Our conclusion here should not be construed to limit the settlement responsibilities of insurers articulated in Hartford Cas. Ins. Co. v. New Hampshire Ins. Co., 417 Mass. 115 (1994).
The relevant language of the prior claims exclusion provides: “[T]he Insurer shall not be liable to pay any Loss . . .
“b. based upon, directly or indirectly arising out of, or in any way involving:
“(I) any Wrongful Act or any matter, fact, circumstance, situation, transaction or event which has been the subject of any Claim made against the Allmerica Financial Insureds prior to the Original Effective Date as stated in Item 8. of the Declarations; or
“(2) any other Wrongful Act whenever occurring, which, together with a Wrongful Act which has been the subject of such Claim, would constitute Interrelated Wrongful Acts.” The original effective date was August 29, 1996. See notes 4 and 7, supra.
The policy defines “Interrelated Wrongful Acts” to include “any Wrongful Acts which are logically or causally connected by reason of any common fact, circumstance, situation, transaction or event.”

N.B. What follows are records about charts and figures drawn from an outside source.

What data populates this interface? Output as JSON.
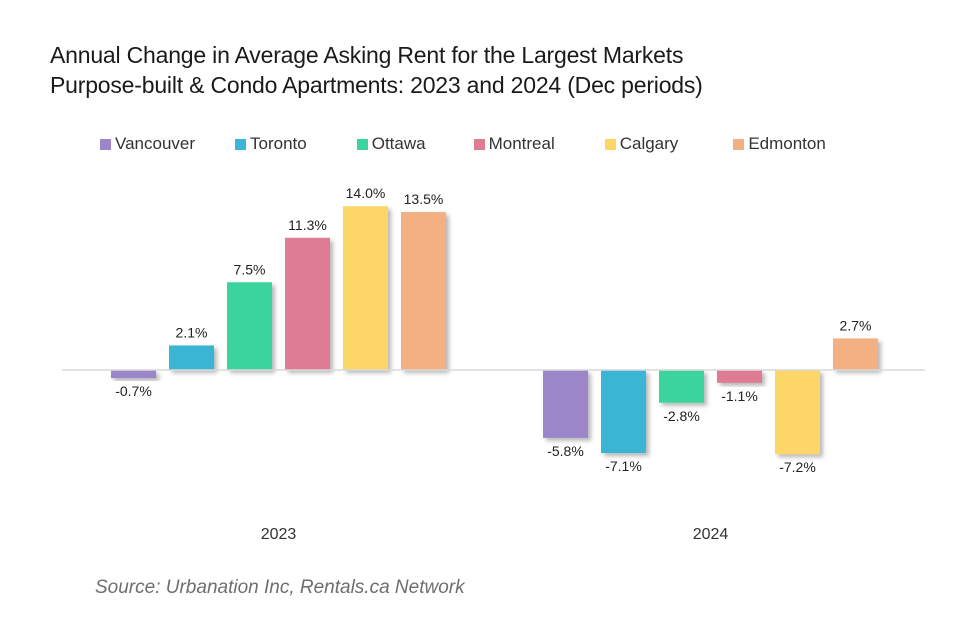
{
  "title_line1": "Annual Change in Average Asking Rent for the Largest Markets",
  "title_line2": "Purpose-built & Condo Apartments: 2023 and 2024 (Dec periods)",
  "source": "Source: Urbanation Inc, Rentals.ca Network",
  "chart_data": {
    "type": "bar",
    "title": "Annual Change in Average Asking Rent for the Largest Markets Purpose-built & Condo Apartments: 2023 and 2024 (Dec periods)",
    "xlabel": "",
    "ylabel": "",
    "categories": [
      "2023",
      "2024"
    ],
    "grid": false,
    "legend_position": "top",
    "value_format": "percent, 1 decimal",
    "series": [
      {
        "name": "Vancouver",
        "color": "#9b86c9",
        "values": [
          -0.7,
          -5.8
        ],
        "labels": [
          "-0.7%",
          "-5.8%"
        ]
      },
      {
        "name": "Toronto",
        "color": "#3bb5d4",
        "values": [
          2.1,
          -7.1
        ],
        "labels": [
          "2.1%",
          "-7.1%"
        ]
      },
      {
        "name": "Ottawa",
        "color": "#3ad49c",
        "values": [
          7.5,
          -2.8
        ],
        "labels": [
          "7.5%",
          "-2.8%"
        ]
      },
      {
        "name": "Montreal",
        "color": "#de7c94",
        "values": [
          11.3,
          -1.1
        ],
        "labels": [
          "11.3%",
          "-1.1%"
        ]
      },
      {
        "name": "Calgary",
        "color": "#fdd667",
        "values": [
          14.0,
          -7.2
        ],
        "labels": [
          "14.0%",
          "-7.2%"
        ]
      },
      {
        "name": "Edmonton",
        "color": "#f3b083",
        "values": [
          13.5,
          2.7
        ],
        "labels": [
          "13.5%",
          "2.7%"
        ]
      }
    ],
    "zero_line_color": "#d9d9d9"
  }
}
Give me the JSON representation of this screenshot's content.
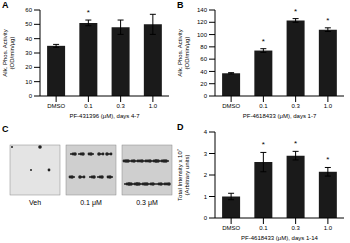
{
  "chart_data": [
    {
      "panel": "A",
      "type": "bar",
      "categories": [
        "DMSO",
        "0.1",
        "0.3",
        "1.0"
      ],
      "values": [
        35,
        51,
        48,
        50
      ],
      "errors": [
        1,
        2,
        5,
        7
      ],
      "significance": [
        null,
        "*",
        null,
        null
      ],
      "color": "#1a1a1a",
      "ylabel": "Alk. Phos. Activity (OD/min/μg)",
      "xlabel": "PF-431396 (μM), days 4-7",
      "ylim": [
        0,
        60
      ],
      "yticks": [
        0,
        10,
        20,
        30,
        40,
        50,
        60
      ]
    },
    {
      "panel": "B",
      "type": "bar",
      "categories": [
        "DMSO",
        "0.1",
        "0.3",
        "1.0"
      ],
      "values": [
        37,
        74,
        123,
        108
      ],
      "errors": [
        1,
        3,
        3,
        3
      ],
      "significance": [
        null,
        "*",
        "*",
        "*"
      ],
      "color": "#1a1a1a",
      "ylabel": "Alk. Phos. Activity (OD/min/μg)",
      "xlabel": "PF-4618433 (μM), days 1-7",
      "ylim": [
        0,
        140
      ],
      "yticks": [
        0,
        20,
        40,
        60,
        80,
        100,
        120,
        140
      ]
    },
    {
      "panel": "C",
      "type": "image",
      "categories": [
        "Veh",
        "0.1 μM",
        "0.3 μM"
      ]
    },
    {
      "panel": "D",
      "type": "bar",
      "categories": [
        "DMSO",
        "0.1",
        "0.3",
        "1.0"
      ],
      "values": [
        1.0,
        2.6,
        2.9,
        2.15
      ],
      "errors": [
        0.15,
        0.45,
        0.2,
        0.2
      ],
      "significance": [
        null,
        "*",
        "*",
        "*"
      ],
      "color": "#1a1a1a",
      "ylabel": "Total Intensity x 10⁷ (Arbitrary units)",
      "xlabel": "PF-4618433 (μM), days 1-14",
      "ylim": [
        0,
        4
      ],
      "yticks": [
        0,
        1,
        2,
        3,
        4
      ]
    }
  ]
}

The prior claims exclusion in the policy is effectively a contractual statement of the known loss doctrine, albeit one whose details are framed by the language chosen by the parties rather than being implied under the common law. See United States Liab. Ins. Co. v. Selman, 70 F.3d 684, 690 (1st Cir. 1995) (“There are two iterations of the known loss doctrine. The doctrine exists both as a function of the standard general liability insurance contract and at common law”).

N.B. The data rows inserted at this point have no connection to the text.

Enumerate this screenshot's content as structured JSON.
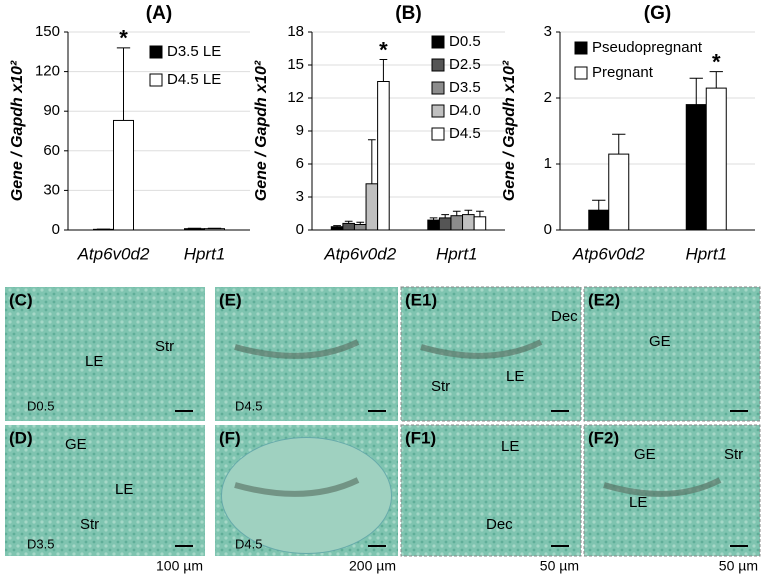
{
  "chart_data": [
    {
      "type": "bar",
      "title": "(A)",
      "ylabel": "Gene / Gapdh x10²",
      "categories": [
        "Atp6v0d2",
        "Hprt1"
      ],
      "series": [
        {
          "name": "D3.5 LE",
          "color": "#000000",
          "values": [
            0.5,
            1
          ],
          "errors": [
            0.2,
            0.3
          ]
        },
        {
          "name": "D4.5 LE",
          "color": "#ffffff",
          "values": [
            83,
            1
          ],
          "errors": [
            55,
            0.3
          ]
        }
      ],
      "ylim": [
        0,
        150
      ],
      "yticks": [
        0,
        30,
        60,
        90,
        120,
        150
      ],
      "grid": true,
      "legend": "upper right",
      "annotation": "*"
    },
    {
      "type": "bar",
      "title": "(B)",
      "ylabel": "Gene / Gapdh x10²",
      "categories": [
        "Atp6v0d2",
        "Hprt1"
      ],
      "series": [
        {
          "name": "D0.5",
          "color": "#000000",
          "values": [
            0.3,
            0.9
          ],
          "errors": [
            0.1,
            0.2
          ]
        },
        {
          "name": "D2.5",
          "color": "#555555",
          "values": [
            0.6,
            1.1
          ],
          "errors": [
            0.2,
            0.3
          ]
        },
        {
          "name": "D3.5",
          "color": "#8c8c8c",
          "values": [
            0.5,
            1.3
          ],
          "errors": [
            0.2,
            0.4
          ]
        },
        {
          "name": "D4.0",
          "color": "#c0c0c0",
          "values": [
            4.2,
            1.4
          ],
          "errors": [
            4,
            0.4
          ]
        },
        {
          "name": "D4.5",
          "color": "#ffffff",
          "values": [
            13.5,
            1.2
          ],
          "errors": [
            2,
            0.5
          ]
        }
      ],
      "ylim": [
        0,
        18
      ],
      "yticks": [
        0,
        3,
        6,
        9,
        12,
        15,
        18
      ],
      "grid": true,
      "legend": "right",
      "annotation": "*"
    },
    {
      "type": "bar",
      "title": "(G)",
      "ylabel": "Gene / Gapdh x10²",
      "categories": [
        "Atp6v0d2",
        "Hprt1"
      ],
      "series": [
        {
          "name": "Pseudopregnant",
          "color": "#000000",
          "values": [
            0.3,
            1.9
          ],
          "errors": [
            0.15,
            0.4
          ]
        },
        {
          "name": "Pregnant",
          "color": "#ffffff",
          "values": [
            1.15,
            2.15
          ],
          "errors": [
            0.3,
            0.25
          ]
        }
      ],
      "ylim": [
        0,
        3
      ],
      "yticks": [
        0,
        1,
        2,
        3
      ],
      "grid": true,
      "legend": "upper left",
      "annotation": "*"
    }
  ],
  "panels": [
    {
      "label": "(C)",
      "texts": [
        "Str",
        "LE",
        "D0.5"
      ]
    },
    {
      "label": "(E)",
      "texts": [
        "D4.5"
      ]
    },
    {
      "label": "(E1)",
      "texts": [
        "Dec",
        "Str",
        "LE"
      ]
    },
    {
      "label": "(E2)",
      "texts": [
        "GE"
      ]
    },
    {
      "label": "(D)",
      "texts": [
        "GE",
        "LE",
        "Str",
        "D3.5"
      ]
    },
    {
      "label": "(F)",
      "texts": [
        "D4.5"
      ]
    },
    {
      "label": "(F1)",
      "texts": [
        "LE",
        "Dec"
      ]
    },
    {
      "label": "(F2)",
      "texts": [
        "GE",
        "Str",
        "LE"
      ]
    }
  ],
  "scale_labels": [
    "100 µm",
    "200 µm",
    "50 µm",
    "50 µm"
  ]
}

Indeed, up to the point of settlement, Allmerica apparently believed that it could successfully defend against the Bussie class action allegations. See Bussie, supra at 66. The judge approving the settlement even noted that the class faced “[pjotentially [significant [ojbstacles to [rjecovery at [tjrial.” Id. at 76.

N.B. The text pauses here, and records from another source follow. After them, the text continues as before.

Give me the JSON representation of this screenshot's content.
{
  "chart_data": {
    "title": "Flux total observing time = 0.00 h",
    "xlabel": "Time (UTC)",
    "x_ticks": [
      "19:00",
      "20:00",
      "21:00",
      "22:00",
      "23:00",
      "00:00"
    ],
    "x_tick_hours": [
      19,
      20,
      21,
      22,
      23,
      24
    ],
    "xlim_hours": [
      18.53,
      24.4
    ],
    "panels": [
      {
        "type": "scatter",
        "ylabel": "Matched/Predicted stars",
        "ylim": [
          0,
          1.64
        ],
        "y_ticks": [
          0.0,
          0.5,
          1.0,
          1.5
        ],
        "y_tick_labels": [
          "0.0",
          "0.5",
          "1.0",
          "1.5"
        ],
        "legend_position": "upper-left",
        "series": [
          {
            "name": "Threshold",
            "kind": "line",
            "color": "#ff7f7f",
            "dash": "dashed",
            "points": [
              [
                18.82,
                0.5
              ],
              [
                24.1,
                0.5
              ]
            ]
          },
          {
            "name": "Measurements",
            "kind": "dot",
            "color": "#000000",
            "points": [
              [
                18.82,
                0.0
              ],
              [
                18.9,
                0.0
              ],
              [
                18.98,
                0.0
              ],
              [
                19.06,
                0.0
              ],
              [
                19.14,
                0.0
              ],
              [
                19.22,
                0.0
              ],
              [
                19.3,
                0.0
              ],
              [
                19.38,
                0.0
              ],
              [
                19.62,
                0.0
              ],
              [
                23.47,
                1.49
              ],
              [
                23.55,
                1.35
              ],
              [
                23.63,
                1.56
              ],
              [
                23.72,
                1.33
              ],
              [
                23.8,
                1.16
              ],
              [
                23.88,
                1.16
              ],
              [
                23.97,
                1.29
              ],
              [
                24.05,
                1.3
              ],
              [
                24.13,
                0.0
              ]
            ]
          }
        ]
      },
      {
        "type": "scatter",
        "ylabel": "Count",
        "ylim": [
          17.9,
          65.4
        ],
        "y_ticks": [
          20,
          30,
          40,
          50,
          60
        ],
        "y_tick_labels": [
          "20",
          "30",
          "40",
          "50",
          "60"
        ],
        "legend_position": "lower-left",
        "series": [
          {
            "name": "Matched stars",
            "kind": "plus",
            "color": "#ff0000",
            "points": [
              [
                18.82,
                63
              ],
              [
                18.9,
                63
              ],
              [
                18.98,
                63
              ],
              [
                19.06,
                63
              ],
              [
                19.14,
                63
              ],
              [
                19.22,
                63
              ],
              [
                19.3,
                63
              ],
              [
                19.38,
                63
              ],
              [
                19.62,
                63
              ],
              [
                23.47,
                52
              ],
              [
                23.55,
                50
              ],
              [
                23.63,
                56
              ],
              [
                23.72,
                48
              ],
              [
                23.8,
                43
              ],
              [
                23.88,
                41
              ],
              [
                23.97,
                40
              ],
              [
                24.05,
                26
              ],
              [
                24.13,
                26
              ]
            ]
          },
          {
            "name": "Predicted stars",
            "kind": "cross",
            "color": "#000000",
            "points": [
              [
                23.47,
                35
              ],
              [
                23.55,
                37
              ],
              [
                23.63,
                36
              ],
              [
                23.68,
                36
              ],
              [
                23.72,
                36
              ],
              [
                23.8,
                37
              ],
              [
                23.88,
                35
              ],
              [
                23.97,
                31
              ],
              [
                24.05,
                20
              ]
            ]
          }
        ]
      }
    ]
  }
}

The exclusion provides that the insurer shall not be liable for any claims “based upon, directly or indirectly arising out of or in any way involving any of the Allmerica Financial Insureds’ actual or alleged oral or written representation, promise or guarantee of the past performance or future value of any insurance product or investment product, provided this Exclusion shall not apply to any Claim arising out of a representation, promise or guarantee of a Contract Agent acting independent of the Allmerica Financial Insureds; including representations not authorized by the Allmerica Financial Insureds and made by the Contract Agent in conjunction with the Allmerica Financial Insureds’ authorized marketing materials.”
It appears to be undisputed that Allmerica’s marketing materials were accurate and not the basis of the Bussie claims.
The underwriters argue that Allmerica’s stipulation to the settlement order and the certification of a settlement class under Fed. R. Civ. P. 23(b)(3) binds it to the facts as alleged in the complaint. This is not the case here. Collateral estoppel only applies where “an issue of fact or law is actually litigated and determined by a valid and final judgment, and the determination is essential to the judgment.” Fireside Motors, Inc. v. Nissan Motor Corp. in U.S.A., 395 Mass. 366, 372 (1985), quoting Restatement (Second) of Judgments § 27 (1982). The issues actually determined by the certification and order in Bussie, supra, were procedural questions about the commonality of the claims. Insofar as the judge made any substantive conclusions, they concerned the fairness of the settlement, not the factual merits of the underlying claims.